Theoretically, MYY’s argument that SPS is a function of firm-specific information is logical because SPS is based on firm specific returns. Therefore, regardless of the proxy of SPS (Ashbaugh or accruals), I hypothesize:
H2: There is a negative association between FFI and SPS.
10
45
However, the literature review also highlights that managers can use accrual accounting opportunistically to manage earnings. Insiders and controlling owners may have incentives to manage earnings either to mask firm performance and/or to hide their private control benefits from outsiders (Leuz et al., 2003). They do so by using their financial reporting discretion. In essence, insiders, in order to avoid outsiders’ intervention, manage the level and variability of reported earnings. If investors perceive accruals to be an earnings management tool then higher accruals will increase SPS.
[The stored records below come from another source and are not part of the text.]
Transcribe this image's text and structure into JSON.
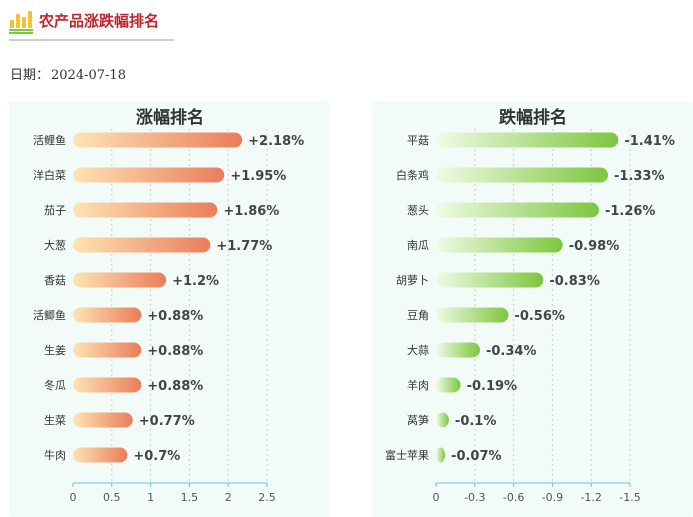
{
  "header": {
    "title": "农产品涨跌幅排名"
  },
  "date": {
    "label": "日期：",
    "value": "2024-07-18"
  },
  "colors": {
    "title": "#c0262d",
    "rise_bar_start": "#fde4b4",
    "rise_bar_end": "#ea7d5a",
    "fall_bar_start": "#effbe6",
    "fall_bar_end": "#7dc63f",
    "panel_bg": "#f3fbf8",
    "axis": "#5cc9dd"
  },
  "chart_data": [
    {
      "type": "bar",
      "orientation": "horizontal",
      "title": "涨幅排名",
      "categories": [
        "活鲤鱼",
        "洋白菜",
        "茄子",
        "大葱",
        "香菇",
        "活鲫鱼",
        "生姜",
        "冬瓜",
        "生菜",
        "牛肉"
      ],
      "values": [
        2.18,
        1.95,
        1.86,
        1.77,
        1.2,
        0.88,
        0.88,
        0.88,
        0.77,
        0.7
      ],
      "value_labels": [
        "+2.18%",
        "+1.95%",
        "+1.86%",
        "+1.77%",
        "+1.2%",
        "+0.88%",
        "+0.88%",
        "+0.88%",
        "+0.77%",
        "+0.7%"
      ],
      "xlim": [
        0,
        2.5
      ],
      "xticks": [
        0,
        0.5,
        1,
        1.5,
        2,
        2.5
      ],
      "xtick_labels": [
        "0",
        "0.5",
        "1",
        "1.5",
        "2",
        "2.5"
      ],
      "grid": true
    },
    {
      "type": "bar",
      "orientation": "horizontal",
      "title": "跌幅排名",
      "categories": [
        "平菇",
        "白条鸡",
        "葱头",
        "南瓜",
        "胡萝卜",
        "豆角",
        "大蒜",
        "羊肉",
        "莴笋",
        "富士苹果"
      ],
      "values": [
        -1.41,
        -1.33,
        -1.26,
        -0.98,
        -0.83,
        -0.56,
        -0.34,
        -0.19,
        -0.1,
        -0.07
      ],
      "value_labels": [
        "-1.41%",
        "-1.33%",
        "-1.26%",
        "-0.98%",
        "-0.83%",
        "-0.56%",
        "-0.34%",
        "-0.19%",
        "-0.1%",
        "-0.07%"
      ],
      "xlim": [
        0,
        -1.5
      ],
      "xticks": [
        0,
        -0.3,
        -0.6,
        -0.9,
        -1.2,
        -1.5
      ],
      "xtick_labels": [
        "0",
        "-0.3",
        "-0.6",
        "-0.9",
        "-1.2",
        "-1.5"
      ],
      "grid": true
    }
  ]
}
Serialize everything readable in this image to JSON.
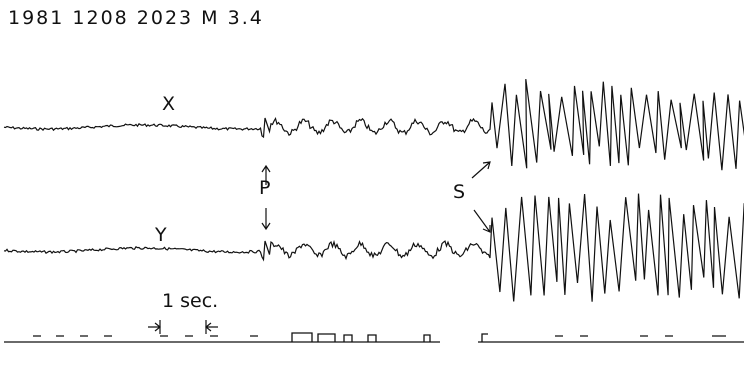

MYY argue that countries differ in the use of FFI because of different levels of IP across countries. They contend that the incorporation of FFI depends on the IP arrangements of the respective capital markets. For an efficient capital market not only FFI is important but also IP is a fundamental factor for reducing information asymmetry, and adequately capitalizing FFI in share price returns. Legal rules and their strict enforcement effectively protect outside investors (Leuz et al., 2003). MYY also argue that the level of IP arrangements endogenously regulates the quality of firm-specific information reported to outsiders. Thus, a strong IP system is likely to increase the use of FFI in capital markets and reduce SPS. I expect IP to have a complementing influence, with the strength of IP arrangements enhancing the effects of FFI. Therefore, I hypothesize:
H3: The negative association between FFI and SPS is enhanced by IP.
Figure 2 provides the framework for the thesis. It identified the main associations explained in the motivation to the hypotheses, that is, the association of IP and FFI with SPS and the complementing effects of IP on the association between FFI and SPS. In short, the figure
46
depicts that while both FFI and IP have direct effects on SPS, the most effective impact is when both FFI and IP are of higher quality.